Researchers discovered multiple unsigned firmware in various system components such as WiFi adapters, USB hubs, trackpads, and cameras used in Lenovo, Dell, HP and other major manufacturers.
The flaws existing in these components allowed the attackers to compromise millions of Windows and Linux systems, and exfiltrate the data, disrupt the operation also implant the malware.
Once firmware components are infected, it allowed attackers to implant malware that stays undetected by any software security controls.
The primary issue in the flaw is that many of the peripheral devices do not verify that firmware is properly signed with a high-quality public/private key before running the code.
It means these above list components have no way to validate that the firmware loaded by the device is properly authenticated and trusted.
It can be taking advantage of the attacker and simply insert a malicious or vulnerable firmware image that eventually trusted by the component blindly and let it run on the device.
In results, Unsigned firmware in wifi adapters, USB hubs, trackpads, laptop cameras and network interface cards provides multiple pathways for malicious attackers to compromise laptops and servers.
Researchers explain the following very simple and powerful scenario for an attack:
- An attacker gains access to a device via any method, such as malware delivered via email or a malicious website, or an evil maid attack.

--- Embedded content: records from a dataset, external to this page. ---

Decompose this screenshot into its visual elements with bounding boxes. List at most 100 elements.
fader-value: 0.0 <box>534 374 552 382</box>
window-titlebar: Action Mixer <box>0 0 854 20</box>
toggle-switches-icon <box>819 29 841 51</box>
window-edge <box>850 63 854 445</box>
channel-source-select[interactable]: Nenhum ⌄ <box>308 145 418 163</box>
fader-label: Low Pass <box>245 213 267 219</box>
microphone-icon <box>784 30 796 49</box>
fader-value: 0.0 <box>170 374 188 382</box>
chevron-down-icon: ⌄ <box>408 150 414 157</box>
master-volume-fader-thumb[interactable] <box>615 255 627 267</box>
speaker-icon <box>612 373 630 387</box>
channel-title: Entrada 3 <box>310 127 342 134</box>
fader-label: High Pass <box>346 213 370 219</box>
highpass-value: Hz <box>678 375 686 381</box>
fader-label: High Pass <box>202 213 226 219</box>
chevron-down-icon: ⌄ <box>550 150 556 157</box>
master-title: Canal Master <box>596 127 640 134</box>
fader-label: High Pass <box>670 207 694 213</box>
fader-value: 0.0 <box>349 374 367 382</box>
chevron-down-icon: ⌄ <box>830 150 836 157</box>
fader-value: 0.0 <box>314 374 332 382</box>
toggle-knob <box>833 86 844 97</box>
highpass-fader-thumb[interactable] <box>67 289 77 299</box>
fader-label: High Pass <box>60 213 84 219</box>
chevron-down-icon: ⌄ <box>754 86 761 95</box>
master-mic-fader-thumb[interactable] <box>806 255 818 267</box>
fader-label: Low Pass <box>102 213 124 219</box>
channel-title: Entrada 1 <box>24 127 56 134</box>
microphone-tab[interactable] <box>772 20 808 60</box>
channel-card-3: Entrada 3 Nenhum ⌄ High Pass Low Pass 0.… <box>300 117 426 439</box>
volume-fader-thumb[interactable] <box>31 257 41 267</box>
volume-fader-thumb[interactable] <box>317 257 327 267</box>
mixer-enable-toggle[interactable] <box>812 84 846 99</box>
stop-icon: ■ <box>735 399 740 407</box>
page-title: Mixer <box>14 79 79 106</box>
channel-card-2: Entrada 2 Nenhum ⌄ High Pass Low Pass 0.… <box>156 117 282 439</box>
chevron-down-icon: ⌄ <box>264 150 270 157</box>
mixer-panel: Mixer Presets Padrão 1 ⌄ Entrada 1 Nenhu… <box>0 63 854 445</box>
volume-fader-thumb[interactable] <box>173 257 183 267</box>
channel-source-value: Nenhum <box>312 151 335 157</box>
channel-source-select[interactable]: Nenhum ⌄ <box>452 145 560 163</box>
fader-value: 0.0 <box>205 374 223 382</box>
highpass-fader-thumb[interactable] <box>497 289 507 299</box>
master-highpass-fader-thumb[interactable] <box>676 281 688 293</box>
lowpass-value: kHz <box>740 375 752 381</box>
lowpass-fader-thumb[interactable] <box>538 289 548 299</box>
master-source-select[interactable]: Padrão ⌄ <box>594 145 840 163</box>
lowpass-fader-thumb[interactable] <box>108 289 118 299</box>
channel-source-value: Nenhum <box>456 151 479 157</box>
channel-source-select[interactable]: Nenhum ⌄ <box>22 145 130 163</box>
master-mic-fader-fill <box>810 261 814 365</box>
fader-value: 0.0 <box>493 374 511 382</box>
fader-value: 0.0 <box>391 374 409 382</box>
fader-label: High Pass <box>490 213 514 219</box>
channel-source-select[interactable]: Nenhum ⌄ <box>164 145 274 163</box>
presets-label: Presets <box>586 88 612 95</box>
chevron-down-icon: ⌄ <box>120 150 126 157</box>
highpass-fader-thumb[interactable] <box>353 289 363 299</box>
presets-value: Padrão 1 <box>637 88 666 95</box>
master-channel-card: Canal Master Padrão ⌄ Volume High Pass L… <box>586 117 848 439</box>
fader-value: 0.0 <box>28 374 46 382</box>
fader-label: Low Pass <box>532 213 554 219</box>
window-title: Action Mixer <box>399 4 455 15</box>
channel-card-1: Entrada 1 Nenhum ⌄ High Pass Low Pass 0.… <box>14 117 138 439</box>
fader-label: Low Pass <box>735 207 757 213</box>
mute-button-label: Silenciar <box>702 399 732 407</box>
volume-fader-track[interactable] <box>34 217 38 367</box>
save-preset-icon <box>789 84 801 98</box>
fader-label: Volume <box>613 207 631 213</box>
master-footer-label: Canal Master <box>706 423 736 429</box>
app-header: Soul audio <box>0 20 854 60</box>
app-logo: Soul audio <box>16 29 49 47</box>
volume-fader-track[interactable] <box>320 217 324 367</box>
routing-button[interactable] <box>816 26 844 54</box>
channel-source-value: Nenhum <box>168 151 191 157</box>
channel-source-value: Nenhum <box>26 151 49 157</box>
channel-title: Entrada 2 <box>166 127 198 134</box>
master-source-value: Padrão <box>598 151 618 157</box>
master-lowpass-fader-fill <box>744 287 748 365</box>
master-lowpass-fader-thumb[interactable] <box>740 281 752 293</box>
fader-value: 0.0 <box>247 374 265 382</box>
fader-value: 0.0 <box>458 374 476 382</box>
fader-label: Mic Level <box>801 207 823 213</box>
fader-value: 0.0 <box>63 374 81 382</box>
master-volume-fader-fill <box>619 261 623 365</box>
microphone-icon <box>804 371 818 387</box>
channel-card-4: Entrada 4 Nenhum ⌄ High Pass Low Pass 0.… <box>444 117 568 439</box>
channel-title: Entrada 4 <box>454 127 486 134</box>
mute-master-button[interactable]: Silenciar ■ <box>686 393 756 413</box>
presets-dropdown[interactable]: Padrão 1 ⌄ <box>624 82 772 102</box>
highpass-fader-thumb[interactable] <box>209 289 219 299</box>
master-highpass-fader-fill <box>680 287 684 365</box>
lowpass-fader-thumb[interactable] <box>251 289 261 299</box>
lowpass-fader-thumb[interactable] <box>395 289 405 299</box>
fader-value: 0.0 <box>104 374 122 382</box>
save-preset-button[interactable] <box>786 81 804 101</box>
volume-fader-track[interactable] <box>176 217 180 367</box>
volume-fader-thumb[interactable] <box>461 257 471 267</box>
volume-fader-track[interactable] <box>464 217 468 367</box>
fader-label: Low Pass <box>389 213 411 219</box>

With basic user privileges, the attacker/malware could write malicious firmware to a vulnerable component.
- If the component doesn’t require the firmware to be properly signed, the attacker’s code is loaded and run by the component.
- The attacker can then use the unique functionality and privileges of that component to further an attack.
For example, If the malicious firmware implant in the network adaptor, it allows attackers to sniff, copy, redirect, or alter traffic leading to a loss of data, man-in-the-middle and other attacks.
Insecure Firmware In Peripherals
Researchers from Eclypsium explains some of the vulnerable firmware in various computer brands such as Lenovo, Dell and USB adapter.
Touchpad and TrackPoint Firmware in Lenovo Laptops:
Researchers analyzed a Lenovo ThinkPad X1 Carbon 6th Gen laptop that used the following firmware.
- Touchpad Firmware: pr2812761-tm3288-011-0808.img
- TrackPoint Firmware: PSG5E5_RANKA_fv06.bin
Both firmware contains an insecure update mechanism, and it doesn’t require any cryptographic signature verification before applied the firmware update.
It potentially allowed attackers to modify the firmware images through software to run arbitrary malicious code within these components.
HP Wide Vision FHD Camera Firmware in HP Laptops:-
A firmware update distributed by HP components was unencrypted and lacked authenticity checks.
Also, these firmware doesn’t contains any form of cryptographic signature or other authenticity information.
“Researchers confirmed this vulnerability by modifying USB descriptors on a device that was updated with the tool. Of particular note, the SunplusIT firmware updater can successfully update a device even as a normal user. Firmware updates should require Administrator access.”
WiFi Adapter on Dell XPS Laptop:-
During this research, experts demonstrate the flaw that allows modifying the firmware of the WiFi adapter on a Dell XPS 15 9560 laptops running Windows 10.
In this above image, the firmware image for the WiFi adapter is correctly signed by the drivers and also it displayed the small certificate icon.
Once researchers modified the firmware image for the Wifi adapter, the certificate icon is gone way.
Researchers tested the unsigned firmware in a network interface card (NIC) chipset, in which specifically the Broadcom BCM5719 chipset in the NIC was used in this demonstration, and is commonly used in current-generation servers from multiple manufacturers.
In this demonstration, researchers intercept the contents of BMC network packets, provide those contents to malware running on the host and also they were able to modify BMC traffic online.
A malicious attack on a NIC can have a profound impact on the server, compromising the operating system remotely, providing a remote backdoor, snooping and exfiltrating raw network traffic and bypassing operating system firewalls to extract data or deliver ransomware.
These critical flaws clearly indicate that unsigned firmware can lead to the loss of data, integrity, and privacy, and can allow attackers to gain privileges and hide from traditional security controls.